Solar power is now the world's fastest-growing source of electricity. The International Energy Agency (IEA) forecasts that solar photovoltaic alone will account for 60% of the world's total renewable capacity additions through 2025. By 2050, it is forecast to become the world's largest source of electricity.

Not surprisingly, 2019 was the peak year for solar energy usage growth. In 2020, the industry, like the world economy, dragged the anchor of the COVID-19 pandemic. Solar power for generating electricity grew, but more slowly.

Now, 2021 is predicted to be a take-off year.

For example, 2020 residential installations in the US dropped by a quarter from Q1 to 617 megawatts (MW) in Q2, the lowest in a year. At utilities, 2.5GW were installed in Q2; this was almost three-fourths of all solar capacity brought online during that quarter.

Part of the reason was that the sector experienced minimal COVID-19 drag. And 8.7KW of new utility power-purchase agreements were announced in Q2 for a record contracted pipeline of 62 GW.

Despite some decline in all market segments, solar photovoltaic power (PV) accounted for 37% of all new U.S. electricity-generating growth in the first half of 2020.

Why the Solar Industry Needs Batteries

The marriage of the rapidly advancing installation of solar electricity generation with the burgeoning use of batteries is perhaps the single most significant development now in the field of solar energy.
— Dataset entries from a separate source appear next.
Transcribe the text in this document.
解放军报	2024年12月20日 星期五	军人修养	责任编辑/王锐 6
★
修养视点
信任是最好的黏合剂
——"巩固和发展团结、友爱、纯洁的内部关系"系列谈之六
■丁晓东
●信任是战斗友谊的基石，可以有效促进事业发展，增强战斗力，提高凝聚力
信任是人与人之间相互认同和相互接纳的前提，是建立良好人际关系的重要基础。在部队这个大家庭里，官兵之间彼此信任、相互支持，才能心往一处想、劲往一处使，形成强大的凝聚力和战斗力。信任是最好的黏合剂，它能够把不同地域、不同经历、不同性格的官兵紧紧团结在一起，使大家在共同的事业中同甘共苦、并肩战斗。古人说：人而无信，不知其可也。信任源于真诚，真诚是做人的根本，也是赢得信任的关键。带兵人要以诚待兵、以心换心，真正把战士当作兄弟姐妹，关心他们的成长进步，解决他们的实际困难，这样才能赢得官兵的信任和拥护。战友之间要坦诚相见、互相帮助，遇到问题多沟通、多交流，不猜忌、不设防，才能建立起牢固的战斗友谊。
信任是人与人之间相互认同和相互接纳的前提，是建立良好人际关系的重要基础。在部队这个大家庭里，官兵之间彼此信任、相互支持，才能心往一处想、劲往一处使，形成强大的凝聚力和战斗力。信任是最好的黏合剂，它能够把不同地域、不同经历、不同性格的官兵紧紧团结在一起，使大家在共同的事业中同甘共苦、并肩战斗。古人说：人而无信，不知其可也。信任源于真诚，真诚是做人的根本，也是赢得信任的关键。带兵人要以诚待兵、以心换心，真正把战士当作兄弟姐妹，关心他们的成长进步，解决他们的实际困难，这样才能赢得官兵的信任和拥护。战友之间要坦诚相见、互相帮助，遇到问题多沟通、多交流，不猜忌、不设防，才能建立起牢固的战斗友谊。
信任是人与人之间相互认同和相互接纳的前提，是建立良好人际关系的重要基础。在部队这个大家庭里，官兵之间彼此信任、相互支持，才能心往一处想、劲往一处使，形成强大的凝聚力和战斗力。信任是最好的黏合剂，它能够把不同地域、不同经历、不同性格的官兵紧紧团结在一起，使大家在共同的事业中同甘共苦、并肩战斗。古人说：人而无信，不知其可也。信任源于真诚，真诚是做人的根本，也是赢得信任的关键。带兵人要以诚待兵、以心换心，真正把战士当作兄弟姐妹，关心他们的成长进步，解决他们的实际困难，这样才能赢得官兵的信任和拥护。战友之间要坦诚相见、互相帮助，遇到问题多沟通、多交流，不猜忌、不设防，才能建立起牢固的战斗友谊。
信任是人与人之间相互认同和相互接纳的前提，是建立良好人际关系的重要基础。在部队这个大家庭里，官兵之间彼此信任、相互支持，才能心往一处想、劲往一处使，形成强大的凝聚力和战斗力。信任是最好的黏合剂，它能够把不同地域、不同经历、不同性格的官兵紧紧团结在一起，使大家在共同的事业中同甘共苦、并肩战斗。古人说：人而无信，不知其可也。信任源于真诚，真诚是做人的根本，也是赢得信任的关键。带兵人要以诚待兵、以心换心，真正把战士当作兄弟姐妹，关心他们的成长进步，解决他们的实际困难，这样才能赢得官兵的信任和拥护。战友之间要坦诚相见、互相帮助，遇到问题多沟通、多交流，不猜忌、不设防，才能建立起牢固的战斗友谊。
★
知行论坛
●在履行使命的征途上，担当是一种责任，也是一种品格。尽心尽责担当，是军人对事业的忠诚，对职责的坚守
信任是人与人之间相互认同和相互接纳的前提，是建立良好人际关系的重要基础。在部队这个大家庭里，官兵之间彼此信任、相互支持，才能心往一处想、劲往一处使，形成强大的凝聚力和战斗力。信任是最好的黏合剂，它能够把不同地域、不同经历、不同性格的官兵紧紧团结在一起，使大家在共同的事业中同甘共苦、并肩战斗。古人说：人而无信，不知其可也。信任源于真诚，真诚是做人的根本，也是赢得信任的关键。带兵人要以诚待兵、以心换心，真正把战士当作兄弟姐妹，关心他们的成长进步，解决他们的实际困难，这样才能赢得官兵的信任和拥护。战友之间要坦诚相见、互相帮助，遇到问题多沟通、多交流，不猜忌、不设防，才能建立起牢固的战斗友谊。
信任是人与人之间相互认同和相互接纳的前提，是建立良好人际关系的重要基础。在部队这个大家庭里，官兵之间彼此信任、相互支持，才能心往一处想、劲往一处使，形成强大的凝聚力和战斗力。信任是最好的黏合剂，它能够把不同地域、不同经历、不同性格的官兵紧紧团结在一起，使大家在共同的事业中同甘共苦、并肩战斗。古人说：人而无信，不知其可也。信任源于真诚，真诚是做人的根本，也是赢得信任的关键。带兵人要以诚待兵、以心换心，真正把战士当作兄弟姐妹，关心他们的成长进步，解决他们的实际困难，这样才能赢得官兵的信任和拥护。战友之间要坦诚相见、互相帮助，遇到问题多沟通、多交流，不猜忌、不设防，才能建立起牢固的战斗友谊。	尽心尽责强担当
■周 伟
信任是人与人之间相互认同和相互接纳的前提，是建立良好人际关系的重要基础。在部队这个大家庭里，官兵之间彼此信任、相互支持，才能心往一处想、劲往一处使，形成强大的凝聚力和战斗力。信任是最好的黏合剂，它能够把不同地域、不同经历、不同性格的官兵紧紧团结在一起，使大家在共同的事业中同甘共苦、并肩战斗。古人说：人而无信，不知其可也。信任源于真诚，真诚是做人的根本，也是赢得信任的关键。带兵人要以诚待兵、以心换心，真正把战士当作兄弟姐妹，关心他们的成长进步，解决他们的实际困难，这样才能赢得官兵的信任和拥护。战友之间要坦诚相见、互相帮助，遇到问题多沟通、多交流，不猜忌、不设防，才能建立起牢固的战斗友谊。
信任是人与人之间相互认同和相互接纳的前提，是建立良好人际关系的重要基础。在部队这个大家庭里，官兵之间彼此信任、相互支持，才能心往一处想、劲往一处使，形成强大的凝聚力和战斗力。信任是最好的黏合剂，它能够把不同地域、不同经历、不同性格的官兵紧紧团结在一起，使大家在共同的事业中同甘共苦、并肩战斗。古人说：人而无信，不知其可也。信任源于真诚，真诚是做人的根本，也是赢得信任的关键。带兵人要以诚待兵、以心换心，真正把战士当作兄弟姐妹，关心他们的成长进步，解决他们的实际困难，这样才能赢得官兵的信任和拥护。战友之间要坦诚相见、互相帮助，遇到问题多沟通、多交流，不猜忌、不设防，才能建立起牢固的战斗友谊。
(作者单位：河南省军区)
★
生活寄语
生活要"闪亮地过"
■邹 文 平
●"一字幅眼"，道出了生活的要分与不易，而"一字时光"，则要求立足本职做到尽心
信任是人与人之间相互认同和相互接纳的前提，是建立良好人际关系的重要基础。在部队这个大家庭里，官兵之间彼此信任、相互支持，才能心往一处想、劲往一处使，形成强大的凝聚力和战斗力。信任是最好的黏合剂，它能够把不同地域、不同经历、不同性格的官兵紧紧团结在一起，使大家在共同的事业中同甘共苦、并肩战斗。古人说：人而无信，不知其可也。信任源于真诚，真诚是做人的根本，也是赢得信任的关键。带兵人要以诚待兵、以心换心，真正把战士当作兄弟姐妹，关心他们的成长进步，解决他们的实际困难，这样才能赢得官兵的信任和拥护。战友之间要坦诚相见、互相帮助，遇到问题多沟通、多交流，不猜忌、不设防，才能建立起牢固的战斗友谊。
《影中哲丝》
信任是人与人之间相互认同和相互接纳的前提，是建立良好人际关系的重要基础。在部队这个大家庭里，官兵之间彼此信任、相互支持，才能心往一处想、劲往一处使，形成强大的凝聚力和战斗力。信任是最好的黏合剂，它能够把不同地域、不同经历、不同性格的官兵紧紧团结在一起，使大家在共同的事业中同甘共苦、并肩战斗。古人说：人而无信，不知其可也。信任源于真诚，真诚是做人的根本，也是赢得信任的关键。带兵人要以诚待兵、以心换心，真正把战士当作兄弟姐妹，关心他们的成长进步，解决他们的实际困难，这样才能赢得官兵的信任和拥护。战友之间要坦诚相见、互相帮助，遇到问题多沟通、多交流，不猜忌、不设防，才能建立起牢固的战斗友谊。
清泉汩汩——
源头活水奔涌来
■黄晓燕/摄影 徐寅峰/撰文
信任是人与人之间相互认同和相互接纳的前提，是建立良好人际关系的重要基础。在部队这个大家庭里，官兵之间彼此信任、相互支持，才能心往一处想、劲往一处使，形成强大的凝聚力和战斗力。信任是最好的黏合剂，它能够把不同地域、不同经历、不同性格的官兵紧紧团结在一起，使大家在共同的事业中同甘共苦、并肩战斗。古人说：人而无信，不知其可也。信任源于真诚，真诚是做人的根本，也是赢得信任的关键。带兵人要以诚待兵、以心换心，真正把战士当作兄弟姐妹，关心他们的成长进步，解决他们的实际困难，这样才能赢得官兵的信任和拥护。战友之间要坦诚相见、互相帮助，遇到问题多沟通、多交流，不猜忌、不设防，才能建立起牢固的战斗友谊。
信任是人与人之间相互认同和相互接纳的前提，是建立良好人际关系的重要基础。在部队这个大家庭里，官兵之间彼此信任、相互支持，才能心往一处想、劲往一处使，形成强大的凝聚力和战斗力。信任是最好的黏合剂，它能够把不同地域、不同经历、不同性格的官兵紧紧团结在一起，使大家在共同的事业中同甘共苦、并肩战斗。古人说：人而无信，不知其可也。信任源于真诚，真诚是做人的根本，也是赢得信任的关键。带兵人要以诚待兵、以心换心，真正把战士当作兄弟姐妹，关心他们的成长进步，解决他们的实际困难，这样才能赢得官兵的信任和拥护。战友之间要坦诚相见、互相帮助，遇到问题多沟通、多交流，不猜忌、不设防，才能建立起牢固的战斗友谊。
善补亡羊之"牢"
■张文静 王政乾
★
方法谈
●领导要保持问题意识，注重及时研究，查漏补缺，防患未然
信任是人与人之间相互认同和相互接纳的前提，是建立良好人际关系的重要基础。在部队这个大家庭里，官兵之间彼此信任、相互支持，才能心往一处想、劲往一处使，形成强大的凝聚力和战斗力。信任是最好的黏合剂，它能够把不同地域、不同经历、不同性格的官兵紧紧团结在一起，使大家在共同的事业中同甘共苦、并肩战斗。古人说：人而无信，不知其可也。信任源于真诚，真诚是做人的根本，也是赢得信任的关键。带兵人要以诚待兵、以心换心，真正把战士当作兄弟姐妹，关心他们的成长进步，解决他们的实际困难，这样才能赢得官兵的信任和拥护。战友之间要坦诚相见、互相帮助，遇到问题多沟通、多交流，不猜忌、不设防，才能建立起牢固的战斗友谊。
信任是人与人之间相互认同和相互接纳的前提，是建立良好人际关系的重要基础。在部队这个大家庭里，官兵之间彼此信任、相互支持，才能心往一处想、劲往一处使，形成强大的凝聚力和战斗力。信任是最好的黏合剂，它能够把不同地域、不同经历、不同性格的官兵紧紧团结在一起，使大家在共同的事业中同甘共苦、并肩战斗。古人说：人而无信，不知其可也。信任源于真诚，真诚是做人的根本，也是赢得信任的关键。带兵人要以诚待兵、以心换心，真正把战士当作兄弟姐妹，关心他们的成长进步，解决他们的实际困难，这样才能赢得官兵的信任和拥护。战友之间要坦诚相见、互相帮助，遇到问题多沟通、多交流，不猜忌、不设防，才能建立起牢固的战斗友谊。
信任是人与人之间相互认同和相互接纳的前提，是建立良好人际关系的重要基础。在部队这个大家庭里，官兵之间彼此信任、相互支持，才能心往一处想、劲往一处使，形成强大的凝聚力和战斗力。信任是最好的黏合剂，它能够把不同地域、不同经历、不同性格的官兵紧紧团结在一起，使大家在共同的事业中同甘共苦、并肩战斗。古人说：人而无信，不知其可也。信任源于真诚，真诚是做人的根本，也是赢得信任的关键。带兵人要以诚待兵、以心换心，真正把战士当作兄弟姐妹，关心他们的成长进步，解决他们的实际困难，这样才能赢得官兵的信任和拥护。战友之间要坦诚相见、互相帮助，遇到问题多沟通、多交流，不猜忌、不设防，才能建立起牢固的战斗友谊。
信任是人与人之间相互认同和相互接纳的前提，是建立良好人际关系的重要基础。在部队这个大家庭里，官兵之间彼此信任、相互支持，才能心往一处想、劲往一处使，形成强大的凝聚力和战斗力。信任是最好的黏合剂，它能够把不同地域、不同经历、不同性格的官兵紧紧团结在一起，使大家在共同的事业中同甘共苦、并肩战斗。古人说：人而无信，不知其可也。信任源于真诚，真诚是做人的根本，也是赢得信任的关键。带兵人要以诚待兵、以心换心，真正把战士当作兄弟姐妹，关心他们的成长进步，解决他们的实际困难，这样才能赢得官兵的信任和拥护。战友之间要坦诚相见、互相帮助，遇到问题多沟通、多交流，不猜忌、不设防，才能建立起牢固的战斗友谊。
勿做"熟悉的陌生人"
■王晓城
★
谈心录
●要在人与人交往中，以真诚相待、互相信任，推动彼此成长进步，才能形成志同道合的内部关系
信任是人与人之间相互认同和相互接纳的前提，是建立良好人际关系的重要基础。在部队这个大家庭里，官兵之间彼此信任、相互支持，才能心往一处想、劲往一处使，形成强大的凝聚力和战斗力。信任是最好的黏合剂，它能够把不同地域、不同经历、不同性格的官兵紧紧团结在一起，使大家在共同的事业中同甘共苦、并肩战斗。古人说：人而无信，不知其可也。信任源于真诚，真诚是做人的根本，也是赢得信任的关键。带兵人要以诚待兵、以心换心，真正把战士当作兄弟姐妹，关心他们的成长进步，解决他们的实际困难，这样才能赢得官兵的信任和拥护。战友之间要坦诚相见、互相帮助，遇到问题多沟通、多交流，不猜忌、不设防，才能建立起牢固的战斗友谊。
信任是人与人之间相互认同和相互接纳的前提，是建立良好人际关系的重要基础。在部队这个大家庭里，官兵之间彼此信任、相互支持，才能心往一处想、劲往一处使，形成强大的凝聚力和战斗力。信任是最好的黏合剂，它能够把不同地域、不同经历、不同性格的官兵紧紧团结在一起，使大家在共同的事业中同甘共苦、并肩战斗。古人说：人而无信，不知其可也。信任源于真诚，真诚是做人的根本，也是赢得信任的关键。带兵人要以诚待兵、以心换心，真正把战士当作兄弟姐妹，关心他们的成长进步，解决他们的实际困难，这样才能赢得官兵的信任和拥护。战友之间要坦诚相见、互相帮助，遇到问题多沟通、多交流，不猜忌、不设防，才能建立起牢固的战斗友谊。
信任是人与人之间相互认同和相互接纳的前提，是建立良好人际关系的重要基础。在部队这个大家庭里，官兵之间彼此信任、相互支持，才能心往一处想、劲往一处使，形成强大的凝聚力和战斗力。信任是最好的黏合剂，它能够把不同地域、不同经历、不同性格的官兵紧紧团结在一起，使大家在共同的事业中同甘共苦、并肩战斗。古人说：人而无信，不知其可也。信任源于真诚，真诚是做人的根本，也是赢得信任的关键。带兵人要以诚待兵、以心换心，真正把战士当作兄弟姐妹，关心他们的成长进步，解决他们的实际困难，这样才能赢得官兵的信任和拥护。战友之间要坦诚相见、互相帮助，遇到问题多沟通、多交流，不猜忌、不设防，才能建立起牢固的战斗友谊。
One of the 2 dominant applications of solar power, rooftop installations linked arms with battery technology when Tesla announced it would include a battery with every solar installation.

Solar power does not require a battery. Of the two chief ways to use solar power, direct sunlight and solar thermal, which heat fluid as a middle step in generating electricity, solar direct is almost universal in rooftop installations.

The secret to the entire solar energy process (and to photovoltaic cells) is this simple: a photon, the basic unit of light, strikes a surface and releases an electron. The photoelectric effect.

The solar panel achieves this using the right surface material and semiconductors. No battery is required, but the electricity must be used immediately in the home or in the electric grid to which the home may be connected. This direct photoelectric effect is why solar produces no power at night.

The battery solves this problem by storing solar energy and releasing it as needed.